Cross-reference: CSV Importers in v2.x
Nice. Gonna have to dig into this. (This too)
Cheers @mstenta I’ve installed the module, just have to go and figure out what it can do for me.
This YouTube video might help (if you didn’t see it already in the CSV thread, or for newcomers who find this comment)…
The data is the
cb_2018_us_state_20m.kml file from https://www2.census.gov/geo/tiger/GENZ2018/kml/cb_2018_us_state_20m.zip
Keen as i am to see this JupyterLite API interface coming to an instance near me (i.e. myinstance.farmos.net/jupyterlite -right @mstenta ? ), i have in the meantime been exploring this alternative by Google called “Colaboratory” - first awkward experiments in this here .ipynb notebook.
AFAICT, this is essentially a Jupyter Notebook running in the browser (i.e. zero-installation on desktop), but powered by Google’s analytics engine in the cloud, so it’s like the JupyterLite example @donblair shared in that respect. All those DataSci py libes popular in DS/ML circles are there for the
'import' -e.g. ‘
requests’ @paul121 -and access to the farmOS.py library is as easy as '
!pip install farmOS==1.0.0b3', as you can see in the example linked above. It has some value-add features in the interface like a TOC outliner, and a very cool “Interactive Data Table” extension, which wraps filter/ sort/ pagination controls around the pandas dataframe. And of course (this being Google), they make it easy to share notebooks privately to anyone with a gmail, save it to gDrive, Dropbox, Gitub, gist, etc.
All that being said: in the interest of using FOSS whenever possible, i would much rather have my farmOS API interface in Jupyterlite, even without those extra Google features. Just so long as i can run farmOS.py in it- including that
'requests' library, which is i gather essential -then i will happily to adopt JupyterLite as my API interface, just as soon as it lands in Farmier.
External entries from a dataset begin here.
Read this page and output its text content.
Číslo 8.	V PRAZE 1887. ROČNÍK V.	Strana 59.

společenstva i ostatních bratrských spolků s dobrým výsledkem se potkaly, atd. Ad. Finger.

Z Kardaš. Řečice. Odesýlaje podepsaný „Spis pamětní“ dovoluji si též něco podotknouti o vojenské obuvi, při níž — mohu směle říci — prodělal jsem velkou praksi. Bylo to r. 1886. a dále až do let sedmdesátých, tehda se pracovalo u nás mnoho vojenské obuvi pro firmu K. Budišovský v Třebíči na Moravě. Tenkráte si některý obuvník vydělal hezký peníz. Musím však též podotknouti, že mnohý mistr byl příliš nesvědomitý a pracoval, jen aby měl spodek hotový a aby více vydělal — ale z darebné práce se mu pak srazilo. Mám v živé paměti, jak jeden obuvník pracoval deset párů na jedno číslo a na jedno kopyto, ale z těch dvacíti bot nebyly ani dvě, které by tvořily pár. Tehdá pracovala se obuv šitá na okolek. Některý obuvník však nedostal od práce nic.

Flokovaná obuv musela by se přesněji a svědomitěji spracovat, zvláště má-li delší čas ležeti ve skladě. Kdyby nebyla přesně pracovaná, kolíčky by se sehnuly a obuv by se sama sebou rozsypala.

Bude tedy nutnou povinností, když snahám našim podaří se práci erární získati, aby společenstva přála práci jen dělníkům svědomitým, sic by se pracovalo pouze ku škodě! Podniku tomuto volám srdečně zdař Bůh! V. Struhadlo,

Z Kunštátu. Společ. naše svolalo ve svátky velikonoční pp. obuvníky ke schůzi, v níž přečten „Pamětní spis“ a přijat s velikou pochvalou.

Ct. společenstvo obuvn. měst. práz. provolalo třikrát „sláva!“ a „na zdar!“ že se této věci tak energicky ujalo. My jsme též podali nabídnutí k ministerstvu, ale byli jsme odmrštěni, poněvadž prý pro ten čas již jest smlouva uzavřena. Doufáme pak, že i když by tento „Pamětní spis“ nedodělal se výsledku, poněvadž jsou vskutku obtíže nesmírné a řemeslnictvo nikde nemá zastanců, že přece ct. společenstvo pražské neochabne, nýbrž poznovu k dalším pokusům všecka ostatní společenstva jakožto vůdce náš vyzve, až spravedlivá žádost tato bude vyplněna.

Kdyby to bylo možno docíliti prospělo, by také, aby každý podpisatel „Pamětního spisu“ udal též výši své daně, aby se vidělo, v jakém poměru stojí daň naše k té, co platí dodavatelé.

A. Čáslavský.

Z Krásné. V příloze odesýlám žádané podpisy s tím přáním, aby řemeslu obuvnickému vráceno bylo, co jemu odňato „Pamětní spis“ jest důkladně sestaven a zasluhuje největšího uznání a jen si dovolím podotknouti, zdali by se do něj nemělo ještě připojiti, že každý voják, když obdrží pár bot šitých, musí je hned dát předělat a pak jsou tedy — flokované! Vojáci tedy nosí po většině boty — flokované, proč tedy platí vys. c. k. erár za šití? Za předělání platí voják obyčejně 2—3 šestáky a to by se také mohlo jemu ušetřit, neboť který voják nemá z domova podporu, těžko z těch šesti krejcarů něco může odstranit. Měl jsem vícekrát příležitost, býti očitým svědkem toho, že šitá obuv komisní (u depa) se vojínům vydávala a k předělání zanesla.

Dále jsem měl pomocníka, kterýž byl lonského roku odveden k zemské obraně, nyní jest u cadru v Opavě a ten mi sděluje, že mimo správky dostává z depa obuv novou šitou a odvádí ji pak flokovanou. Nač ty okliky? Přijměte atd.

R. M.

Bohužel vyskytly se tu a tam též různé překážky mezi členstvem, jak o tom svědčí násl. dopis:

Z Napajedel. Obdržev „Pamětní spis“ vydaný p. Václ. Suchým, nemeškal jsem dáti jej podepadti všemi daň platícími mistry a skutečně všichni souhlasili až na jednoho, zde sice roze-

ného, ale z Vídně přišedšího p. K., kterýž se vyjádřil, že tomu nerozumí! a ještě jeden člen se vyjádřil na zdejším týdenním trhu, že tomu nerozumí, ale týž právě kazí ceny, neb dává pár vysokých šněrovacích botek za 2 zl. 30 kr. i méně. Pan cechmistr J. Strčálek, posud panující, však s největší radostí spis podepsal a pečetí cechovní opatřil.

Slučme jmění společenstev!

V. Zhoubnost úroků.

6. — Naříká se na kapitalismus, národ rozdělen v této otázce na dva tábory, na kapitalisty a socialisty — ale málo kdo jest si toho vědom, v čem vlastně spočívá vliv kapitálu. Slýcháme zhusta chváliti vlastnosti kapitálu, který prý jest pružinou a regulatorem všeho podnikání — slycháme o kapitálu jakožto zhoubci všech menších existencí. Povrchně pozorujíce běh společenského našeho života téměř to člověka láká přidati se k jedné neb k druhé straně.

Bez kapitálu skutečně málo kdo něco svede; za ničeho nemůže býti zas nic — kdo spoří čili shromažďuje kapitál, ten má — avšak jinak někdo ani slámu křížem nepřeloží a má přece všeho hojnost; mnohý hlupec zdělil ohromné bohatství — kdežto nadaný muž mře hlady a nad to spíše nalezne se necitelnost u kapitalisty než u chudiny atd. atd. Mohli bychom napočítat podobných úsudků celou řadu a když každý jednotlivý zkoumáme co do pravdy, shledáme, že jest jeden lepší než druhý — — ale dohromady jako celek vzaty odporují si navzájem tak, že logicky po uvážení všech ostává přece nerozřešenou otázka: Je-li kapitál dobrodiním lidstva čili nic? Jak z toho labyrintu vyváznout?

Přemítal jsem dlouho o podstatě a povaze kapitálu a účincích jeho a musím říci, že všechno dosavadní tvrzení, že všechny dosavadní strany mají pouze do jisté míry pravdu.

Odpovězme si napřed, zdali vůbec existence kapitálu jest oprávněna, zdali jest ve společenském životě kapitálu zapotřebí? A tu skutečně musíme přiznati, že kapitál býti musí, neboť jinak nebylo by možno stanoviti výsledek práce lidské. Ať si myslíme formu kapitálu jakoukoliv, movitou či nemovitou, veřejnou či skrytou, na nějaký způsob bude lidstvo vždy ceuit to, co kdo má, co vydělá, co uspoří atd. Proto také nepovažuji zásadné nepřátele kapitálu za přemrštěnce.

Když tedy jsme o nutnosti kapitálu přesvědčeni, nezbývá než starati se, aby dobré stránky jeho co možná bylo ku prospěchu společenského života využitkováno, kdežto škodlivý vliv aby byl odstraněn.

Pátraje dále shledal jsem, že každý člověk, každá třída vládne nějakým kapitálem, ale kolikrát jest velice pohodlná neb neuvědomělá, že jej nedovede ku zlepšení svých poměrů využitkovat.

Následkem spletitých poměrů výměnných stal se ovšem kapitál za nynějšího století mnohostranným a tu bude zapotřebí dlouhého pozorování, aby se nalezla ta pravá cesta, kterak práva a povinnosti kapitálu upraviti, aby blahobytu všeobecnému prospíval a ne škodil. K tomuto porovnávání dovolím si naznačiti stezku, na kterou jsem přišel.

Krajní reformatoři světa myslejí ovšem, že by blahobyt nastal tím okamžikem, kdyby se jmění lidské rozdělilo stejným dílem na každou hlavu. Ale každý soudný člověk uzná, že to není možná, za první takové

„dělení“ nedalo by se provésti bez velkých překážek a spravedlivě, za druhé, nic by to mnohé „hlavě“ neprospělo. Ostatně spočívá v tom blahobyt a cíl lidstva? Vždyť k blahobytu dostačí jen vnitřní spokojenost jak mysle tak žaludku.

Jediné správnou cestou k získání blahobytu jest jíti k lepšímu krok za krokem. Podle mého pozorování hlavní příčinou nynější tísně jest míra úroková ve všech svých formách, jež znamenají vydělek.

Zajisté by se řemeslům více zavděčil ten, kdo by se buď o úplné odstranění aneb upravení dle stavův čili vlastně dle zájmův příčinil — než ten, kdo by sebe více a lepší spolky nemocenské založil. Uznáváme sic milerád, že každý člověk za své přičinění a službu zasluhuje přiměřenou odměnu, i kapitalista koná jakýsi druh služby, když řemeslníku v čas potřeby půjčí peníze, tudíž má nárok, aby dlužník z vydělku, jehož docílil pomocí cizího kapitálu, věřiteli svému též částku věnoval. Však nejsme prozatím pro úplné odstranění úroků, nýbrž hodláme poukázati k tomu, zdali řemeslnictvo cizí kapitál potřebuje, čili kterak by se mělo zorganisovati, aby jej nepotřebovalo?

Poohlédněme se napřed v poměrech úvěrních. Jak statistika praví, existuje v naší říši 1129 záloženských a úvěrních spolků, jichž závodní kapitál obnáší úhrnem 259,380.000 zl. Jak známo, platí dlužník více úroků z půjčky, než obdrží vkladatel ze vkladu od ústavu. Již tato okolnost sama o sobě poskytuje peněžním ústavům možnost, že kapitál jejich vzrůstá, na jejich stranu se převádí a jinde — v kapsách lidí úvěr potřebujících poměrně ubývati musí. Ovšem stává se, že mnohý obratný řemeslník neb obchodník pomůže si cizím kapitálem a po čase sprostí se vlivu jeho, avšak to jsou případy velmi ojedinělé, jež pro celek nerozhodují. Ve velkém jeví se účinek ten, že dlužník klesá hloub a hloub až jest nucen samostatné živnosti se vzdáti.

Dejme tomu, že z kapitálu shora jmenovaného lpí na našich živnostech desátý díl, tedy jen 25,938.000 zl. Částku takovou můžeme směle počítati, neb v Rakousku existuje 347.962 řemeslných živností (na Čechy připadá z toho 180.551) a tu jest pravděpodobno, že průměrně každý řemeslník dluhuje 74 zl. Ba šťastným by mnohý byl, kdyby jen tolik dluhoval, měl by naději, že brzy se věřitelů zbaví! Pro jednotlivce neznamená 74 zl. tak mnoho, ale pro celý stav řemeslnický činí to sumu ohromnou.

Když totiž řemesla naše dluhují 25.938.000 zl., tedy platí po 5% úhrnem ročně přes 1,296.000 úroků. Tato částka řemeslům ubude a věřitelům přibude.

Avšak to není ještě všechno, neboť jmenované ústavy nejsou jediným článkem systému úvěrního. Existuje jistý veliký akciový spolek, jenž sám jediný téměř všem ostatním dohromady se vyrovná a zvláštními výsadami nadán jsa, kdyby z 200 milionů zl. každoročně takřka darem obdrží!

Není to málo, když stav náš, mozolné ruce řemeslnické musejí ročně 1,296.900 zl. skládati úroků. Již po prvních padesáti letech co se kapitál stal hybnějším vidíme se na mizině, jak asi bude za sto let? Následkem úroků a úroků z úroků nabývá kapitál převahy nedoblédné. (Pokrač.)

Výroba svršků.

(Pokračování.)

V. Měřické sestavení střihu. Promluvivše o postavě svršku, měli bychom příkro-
The only thing that’s necessary to get that to work with Farmier-hosted instances is we need to “bless” (via CORS config) the
edgecollective.io domain in your instance so that your browser “trusts” the third-party URL. I did that already for yours, so you should be good to go!
(If anyone else is using Farmier and wants to play around with https://edgecollective.io/jupyterlite/ ping me!)
Ultimately, it will be great to include the new Drupal JupyterLite module that @Symbioquine and I started on Farmier - but that’s not strictly necessary. The only benefit is you don’t need to configure CORS because it’s serving JupyterLite from the same domain, so your browser will automatically “trust” it.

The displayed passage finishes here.